Éramos los dos extremos de aquella liga cadete. Él, el mejor del mejor equipo; yo, el peor del peor. El resultado fue el que cabía esperar: 120-22. En realidad, fue una paliza casi sin querer, más fruto de la inercia que de la crueldad. Si hubieran jugado a tope, nos habrían metido 200-0.
Cuando terminó el partido, todos fuimos en tropel a estrechar su mano, como un honor presente y futuro. No en vano, los que sabían del tema decían unánimes de él que estaba destinado a ser el mejor base español de la historia. Grabé con mimo aquel breve saludo en mi memoria, con de la certeza de que era algo que en el futuro contaría con orgullo a la mínima ocasión.
18 años después, poco encuentro de lo que presumir. No puedo decir que él sea un fracasado, pues ha tenido una correcta y larga carrera profesional e incluso se ha permitido el lujo de estrechar alguna copa que otra entre sus brazos, pero, mucho me temo, cuando se retire, su nombre se diluirá en la historia como uno más. Lejos, muy lejos, queda aquel butacón en el Olimpo de las leyendas del 3,05 que le auguraban de chaval.

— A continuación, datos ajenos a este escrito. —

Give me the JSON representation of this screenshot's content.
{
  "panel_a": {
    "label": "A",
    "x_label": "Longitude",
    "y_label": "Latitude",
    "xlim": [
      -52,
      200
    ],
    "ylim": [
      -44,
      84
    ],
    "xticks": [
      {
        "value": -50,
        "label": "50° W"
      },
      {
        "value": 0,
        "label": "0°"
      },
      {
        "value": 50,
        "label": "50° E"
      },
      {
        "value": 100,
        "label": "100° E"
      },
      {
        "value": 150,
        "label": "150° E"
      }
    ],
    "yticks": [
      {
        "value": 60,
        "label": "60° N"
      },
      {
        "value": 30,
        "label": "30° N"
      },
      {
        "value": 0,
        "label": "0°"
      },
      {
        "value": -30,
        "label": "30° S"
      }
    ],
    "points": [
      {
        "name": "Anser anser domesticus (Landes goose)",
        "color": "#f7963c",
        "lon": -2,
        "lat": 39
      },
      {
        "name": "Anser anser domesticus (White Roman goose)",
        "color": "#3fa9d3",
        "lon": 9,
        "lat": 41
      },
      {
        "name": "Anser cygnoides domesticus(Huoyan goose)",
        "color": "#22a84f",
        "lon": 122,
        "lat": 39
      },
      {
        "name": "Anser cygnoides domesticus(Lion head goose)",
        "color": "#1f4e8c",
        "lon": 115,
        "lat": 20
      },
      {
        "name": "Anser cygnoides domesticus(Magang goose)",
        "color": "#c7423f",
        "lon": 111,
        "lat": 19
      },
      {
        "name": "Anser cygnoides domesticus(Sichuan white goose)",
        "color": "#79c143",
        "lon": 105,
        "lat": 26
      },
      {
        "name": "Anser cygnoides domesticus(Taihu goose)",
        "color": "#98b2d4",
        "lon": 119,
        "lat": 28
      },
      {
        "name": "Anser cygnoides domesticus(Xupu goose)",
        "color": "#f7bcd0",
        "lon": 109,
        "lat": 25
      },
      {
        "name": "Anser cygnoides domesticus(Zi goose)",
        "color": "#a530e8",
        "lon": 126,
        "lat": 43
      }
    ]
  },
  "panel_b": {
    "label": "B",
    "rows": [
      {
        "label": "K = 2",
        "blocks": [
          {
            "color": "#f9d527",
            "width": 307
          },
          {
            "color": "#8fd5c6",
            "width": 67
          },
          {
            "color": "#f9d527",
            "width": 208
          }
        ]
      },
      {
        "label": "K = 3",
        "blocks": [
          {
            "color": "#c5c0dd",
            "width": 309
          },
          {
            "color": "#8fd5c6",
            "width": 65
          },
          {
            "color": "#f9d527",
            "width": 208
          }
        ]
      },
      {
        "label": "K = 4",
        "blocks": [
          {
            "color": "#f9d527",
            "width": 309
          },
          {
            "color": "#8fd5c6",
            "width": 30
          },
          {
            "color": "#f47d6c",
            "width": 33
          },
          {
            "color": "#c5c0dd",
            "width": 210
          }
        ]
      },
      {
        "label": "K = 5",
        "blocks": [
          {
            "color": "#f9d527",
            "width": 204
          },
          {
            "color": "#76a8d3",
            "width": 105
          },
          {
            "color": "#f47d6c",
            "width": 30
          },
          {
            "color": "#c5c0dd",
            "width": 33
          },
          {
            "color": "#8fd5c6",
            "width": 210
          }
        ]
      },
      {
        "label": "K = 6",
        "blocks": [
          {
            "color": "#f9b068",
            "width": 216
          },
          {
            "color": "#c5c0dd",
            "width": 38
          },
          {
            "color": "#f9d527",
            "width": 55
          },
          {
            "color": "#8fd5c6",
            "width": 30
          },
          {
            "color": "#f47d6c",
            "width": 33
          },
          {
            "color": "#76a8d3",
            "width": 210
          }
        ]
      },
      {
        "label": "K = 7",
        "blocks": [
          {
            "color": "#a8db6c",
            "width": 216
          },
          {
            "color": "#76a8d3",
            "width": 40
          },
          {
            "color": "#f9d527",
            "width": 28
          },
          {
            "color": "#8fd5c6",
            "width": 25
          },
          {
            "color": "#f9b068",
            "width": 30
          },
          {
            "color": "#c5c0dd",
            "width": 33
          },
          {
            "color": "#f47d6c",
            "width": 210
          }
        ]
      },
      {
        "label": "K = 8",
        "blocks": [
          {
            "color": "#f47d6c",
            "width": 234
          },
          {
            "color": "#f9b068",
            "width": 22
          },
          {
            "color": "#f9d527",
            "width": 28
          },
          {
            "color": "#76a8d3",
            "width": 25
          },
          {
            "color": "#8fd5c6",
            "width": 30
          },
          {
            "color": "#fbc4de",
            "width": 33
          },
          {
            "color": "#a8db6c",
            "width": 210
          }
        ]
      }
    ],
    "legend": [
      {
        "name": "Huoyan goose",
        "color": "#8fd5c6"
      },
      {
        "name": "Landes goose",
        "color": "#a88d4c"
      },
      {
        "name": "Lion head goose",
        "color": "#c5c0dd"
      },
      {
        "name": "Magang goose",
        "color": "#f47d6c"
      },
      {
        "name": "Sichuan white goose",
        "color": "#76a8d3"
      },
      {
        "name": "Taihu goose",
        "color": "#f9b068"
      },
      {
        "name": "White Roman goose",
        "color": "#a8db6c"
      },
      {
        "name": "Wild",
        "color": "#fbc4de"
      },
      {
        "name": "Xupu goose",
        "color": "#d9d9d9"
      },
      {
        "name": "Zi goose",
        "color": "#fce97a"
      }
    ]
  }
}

¡Tantas grandes promesas del deporte que se quedan en nada o casi! ¡Tantos periodistas babosos y enteradillos con cargo que encumbran en un pedestal de mentiras e ilusiones a pobres adolescentes a los que ellos mismos luego dejarán a merced de los perros de la crítica y el olvido!
El deporte de base. Fuente de alegrías, ilusiones y, por desgracia, muchos sueños rotos con sabor a sinsabor.